– Сколько же она прожила здесь?
– Полтора года. Простите, Регина. Говорить о ней сложно для меня. Вернусь лучше к работе.
Она покачала головой и грузно поднялась на ноги, давая понять, что разговор окончен.
Регина последовала ее примеру, вышла в холл и долго стояла на месте, думая, куда лучше пойти, а потом поддалась интуиции и принялась подниматься по лестнице – что-то тянуло ее в голубую гостиную.
Сколько бы она ни отряхивалась от воспоминаний о прошлом сне, мысли настигали ее, заставляя переставлять ноги быстрее, до тех пор, пока она не толкнула тяжелую дверь и змеей не проскользнула внутрь.
Сердце дома было прекрасно – комната утопала в солнечном свете, и в воздухе мерцали крошечные пылинки, потревоженные ее внезапным вторжением. Натертая древесина подлокотников и резной спинки дивана тускло поблескивала свежим лаком, и толстый ковер, скрывающий паркет, выглядел так, будто на него никто никогда не наступал.
Неторопливо Регина прошлась до окна и выглянула на улицу: на слабом ветру еле заметно колыхался практически достигший стекол багрянец девичьего винограда. Обернувшись, она осмотрела гостиную с этого угла: блестящие, здоровые пальмы в кадках расположились в углу комнаты, ни единым листом не показывая своего недовольства. Скользнув взглядом по столику, по-прежнему заваленному коробками, она посмотрела на каминную полку: там, выстроившись в ряд, стояли фоторамки – простые и строгие, без единой завитушки. Прежде Регина не замечала, как их много, но теперь в мгновение ока оказалась рядом с камином и подняла к глазам первую фотографию – самую большую.

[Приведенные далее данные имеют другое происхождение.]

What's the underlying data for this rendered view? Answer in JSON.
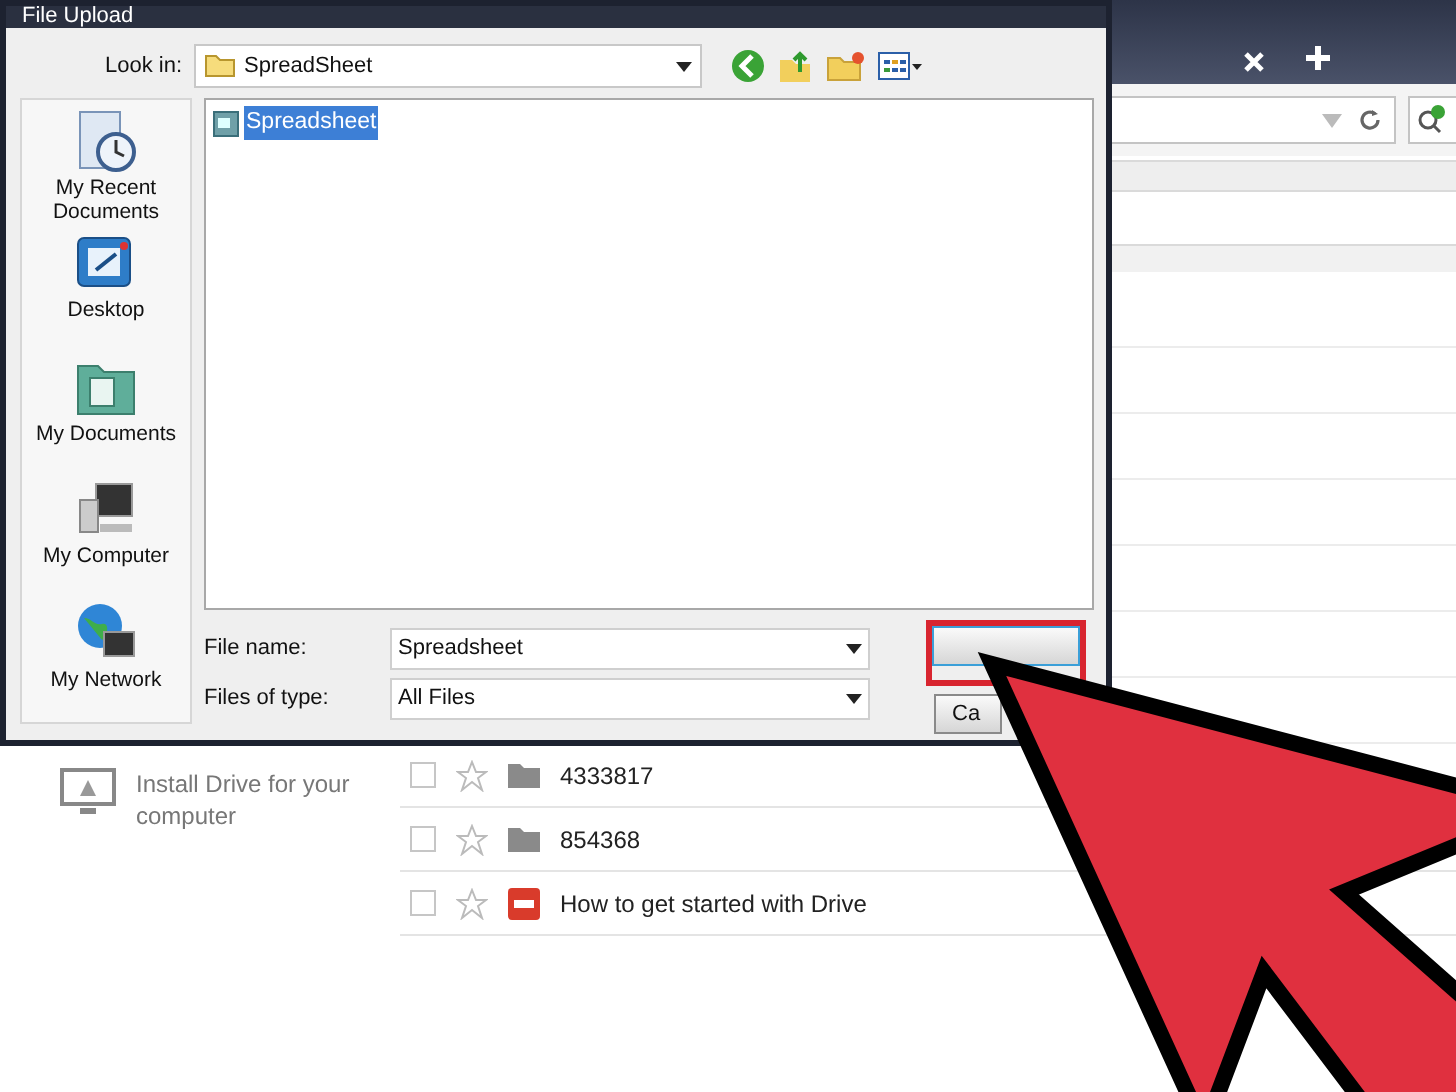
{
  "dialog": {
    "title": "File Upload",
    "look_in": {
      "label": "Look in:",
      "value": "SpreadSheet"
    },
    "places": [
      {
        "label": "My Recent Documents",
        "kind": "recent"
      },
      {
        "label": "Desktop",
        "kind": "desktop"
      },
      {
        "label": "My Documents",
        "kind": "documents"
      },
      {
        "label": "My Computer",
        "kind": "computer"
      },
      {
        "label": "My Network",
        "kind": "network"
      }
    ],
    "files": [
      {
        "name": "Spreadsheet",
        "selected": true
      }
    ],
    "file_name": {
      "label": "File name:",
      "value": "Spreadsheet"
    },
    "file_type": {
      "label": "Files of type:",
      "value": "All Files"
    },
    "buttons": [
      {
        "kind": "open",
        "highlighted": true
      },
      {
        "kind": "cancel",
        "label": "Ca",
        "highlighted": false
      }
    ]
  },
  "drive": {
    "install": "Install Drive for your computer",
    "files": [
      {
        "name": "4333817",
        "kind": "folder",
        "checked": false,
        "starred": false
      },
      {
        "name": "854368",
        "kind": "folder",
        "checked": false,
        "starred": false
      },
      {
        "name": "How to get started with Drive",
        "kind": "pdf",
        "checked": false,
        "starred": false
      }
    ]
  }
}
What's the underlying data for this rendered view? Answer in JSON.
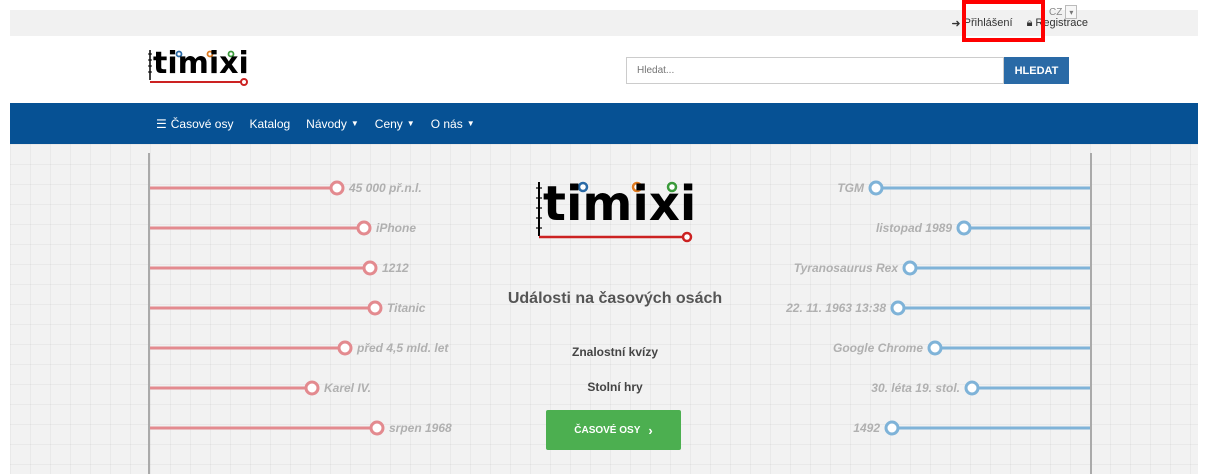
{
  "topbar": {
    "login_label": "Přihlášení",
    "register_label": "Registrace",
    "language": "CZ"
  },
  "header": {
    "logo_text": "timixi",
    "search_placeholder": "Hledat...",
    "search_button": "HLEDAT"
  },
  "nav": {
    "items": [
      {
        "label": "Časové osy",
        "icon": "timeline-icon",
        "dropdown": false
      },
      {
        "label": "Katalog",
        "dropdown": false
      },
      {
        "label": "Návody",
        "dropdown": true
      },
      {
        "label": "Ceny",
        "dropdown": true
      },
      {
        "label": "O nás",
        "dropdown": true
      }
    ]
  },
  "hero": {
    "logo_text": "timixi",
    "title": "Události na časových osách",
    "link_quiz": "Znalostní kvízy",
    "link_games": "Stolní hry",
    "cta_label": "ČASOVÉ OSY",
    "left_events": [
      "45 000 př.n.l.",
      "iPhone",
      "1212",
      "Titanic",
      "před 4,5 mld. let",
      "Karel IV.",
      "srpen 1968"
    ],
    "right_events": [
      "TGM",
      "listopad 1989",
      "Tyranosaurus Rex",
      "22. 11. 1963 13:38",
      "Google Chrome",
      "30. léta 19. stol.",
      "1492"
    ]
  },
  "colors": {
    "navbar": "#065194",
    "search_button": "#2a6aa6",
    "cta": "#4caf50",
    "left_timeline": "#e38a8f",
    "right_timeline": "#7fb3d8",
    "highlight": "#ff0000"
  }
}
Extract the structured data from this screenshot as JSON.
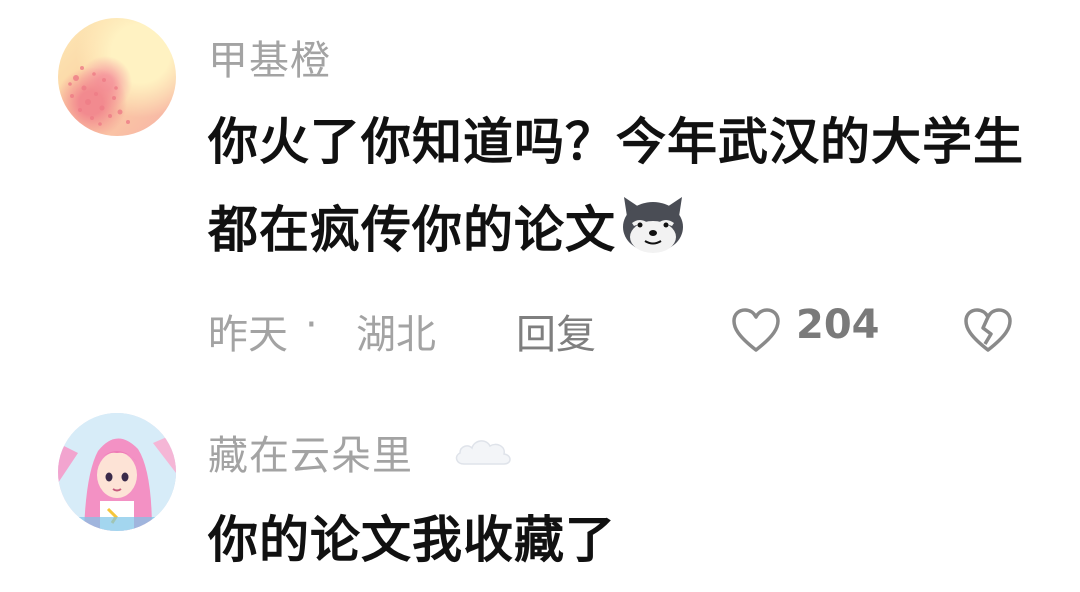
{
  "comments": [
    {
      "username": "甲基橙",
      "content": "你火了你知道吗？今年武汉的大学生都在疯传你的论文",
      "time": "昨天",
      "separator": "·",
      "location": "湖北",
      "reply_label": "回复",
      "likes": "204"
    },
    {
      "username": "藏在云朵里",
      "content": "你的论文我收藏了"
    }
  ]
}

На нее смотрело четыре лица – Сесиль и Серена прижимались друг к другу, и Регина не смогла бы сказать, кого из них как зовут – совершенно одинаковые усмешки освещали их узкие лица. Стоящий рядом Себастиан обхватил их тонкие плечи своими крупными руками, и его улыбка была намного мягче – как подтаявшее на кухне масло, она согревала губы, и Регине вдруг захотелось улыбнуться в ответ. Пальцы чесались убрать со лба упавшие волосы. С самого края, едва войдя на фото, примостился Рудольф – самый темноволосый, самый бледный и самый серьезный – в глазах не было ни намека на веселье, а нахмуренные тонкие брови только добавляли строгости его острому лицу.
– Так вот какие вы, – пробормотала Регина, касаясь лиц кончиками пальцев.
Когда-то давно фотограф поймал этот неизвестный Регине момент, и теперь он навсегда остался здесь, под стеклом, чтобы редкий гость мог посмотреть и представить их смех, то, какими голосами они говорили, и какими были друг для друга. Но Регине не нужно было представлять, она все это уже слышала. Взглянув последний раз, она поставила фото обратно и взяла следующее, поменьше.
Перед ней предстала женщина чуть за сорок – не красавица, но с приятным лицом и живым блеском в серых глазах. Она стояла в главной гостиной рядом со стеллажом с фарфоровыми собачками и держала одну в руках, бережно поставив донышком на ладонь. Ее темные, без единой ниточки проседи волосы были уложены в простую прическу, а на пальцах и в ушах блестели огромные камни.
Должно быть, это была мама Рудольфа, но Регина не знала ее имени, и подписи на обратной стороны не было. Наверное, дети взяли внешность от отца – их прямые тонкие носы и разрез глаз были совсем не похожи на эту женщину – по сравнению с ними она выглядела очень хрупкой.
Интересно, было ли ей уютно в этом доме, полном сквозняков даже тогда, когда искры из камина рассыпались по всей гостиной, а поленья оглушительно трещали, пожираемые рыжим пламенем?
Новое фото – снова близнецы, но уже помладше, с золотящимися на солнце косичками и улыбками, демонстрирующими отсутствие зубов. Одна из сестер – почему-то Регина подумала, что Серена – подняла руку и показывает фотографу кулак. И снова ни капли сходства с матерью.
Увлекшись, Регина перебрала все рамки – на паре фото нашелся отец семейства и у него сходства с детьми было гораздо больше. Чем старше становились близнецы, тем больше Регина находила разницы в том, как улыбалась первая и хмурилась вторая, в том, как они держали головы и собирали волосы в прически, будто взрослела только одна из них, а вторая так и осталась ребенком.
Себастиан менял цвет волос, вставлял и вынимал кольцо из брови, и на фото, которое выглядело самым свежим, уже не улыбался.